Try these exercises to deepen your understanding:

1. **Custom Activation Function**: Implement the Swish activation function (x * sigmoid(x)) and compare its performance with ReLU on the spiral dataset.

2. **Learning Rate Scheduling**: Implement different learning rate schedules (exponential decay, cosine annealing) and observe their effects on training.

3. **Regularization**: Add L1 and L2 regularization to the feedforward network and study their effects on overfitting.

4. **Batch Normalization**: Implement a simplified version of batch normalization and observe its effects on training stability.

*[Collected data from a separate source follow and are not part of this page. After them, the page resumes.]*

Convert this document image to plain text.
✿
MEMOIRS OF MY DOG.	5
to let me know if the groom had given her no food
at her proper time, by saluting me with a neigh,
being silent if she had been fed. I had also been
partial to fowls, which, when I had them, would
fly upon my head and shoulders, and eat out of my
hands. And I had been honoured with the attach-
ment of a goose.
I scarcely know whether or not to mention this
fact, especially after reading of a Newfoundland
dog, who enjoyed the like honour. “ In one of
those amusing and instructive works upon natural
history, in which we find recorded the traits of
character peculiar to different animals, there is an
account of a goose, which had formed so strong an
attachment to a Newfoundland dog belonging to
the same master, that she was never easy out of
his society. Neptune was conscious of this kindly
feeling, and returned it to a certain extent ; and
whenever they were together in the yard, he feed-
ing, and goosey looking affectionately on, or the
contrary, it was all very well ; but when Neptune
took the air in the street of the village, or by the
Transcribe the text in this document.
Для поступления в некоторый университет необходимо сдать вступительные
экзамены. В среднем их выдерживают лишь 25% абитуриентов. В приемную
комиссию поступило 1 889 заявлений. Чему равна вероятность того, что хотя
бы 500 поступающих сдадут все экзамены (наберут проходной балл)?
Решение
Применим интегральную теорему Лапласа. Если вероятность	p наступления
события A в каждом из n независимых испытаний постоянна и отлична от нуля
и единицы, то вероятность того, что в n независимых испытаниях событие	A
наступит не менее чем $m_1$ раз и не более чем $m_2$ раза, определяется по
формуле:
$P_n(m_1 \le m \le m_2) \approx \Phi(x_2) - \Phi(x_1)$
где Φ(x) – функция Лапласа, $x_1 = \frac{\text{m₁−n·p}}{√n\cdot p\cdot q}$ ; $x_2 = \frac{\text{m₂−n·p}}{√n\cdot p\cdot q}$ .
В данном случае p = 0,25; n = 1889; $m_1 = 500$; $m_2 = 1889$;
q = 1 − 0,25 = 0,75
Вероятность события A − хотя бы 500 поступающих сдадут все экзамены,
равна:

5. **Universal Approximation**: Experiment with different network architectures to approximate complex functions like sin(x) or x².

## Summary

In this notebook, we covered the fundamental neural network concepts:

- **Perceptrons**: The basic building blocks of neural networks
- **Activation Functions**: Non-linear functions that enable learning complex patterns
- **Feedforward Networks**: Multi-layer networks for classification and regression
- **Loss Functions**: Measures of prediction error for different tasks
- **Backpropagation**: The algorithm for computing gradients
- **Optimization**: Different algorithms for updating network parameters
- **Gradient Descent Variants**: Batch, stochastic, and mini-batch approaches

These concepts form the foundation for understanding more complex architectures like RNNs and Transformers, which we'll explore in subsequent notebooks. The principles of forward propagation, backpropagation, and optimization remain consistent across all neural network architectures.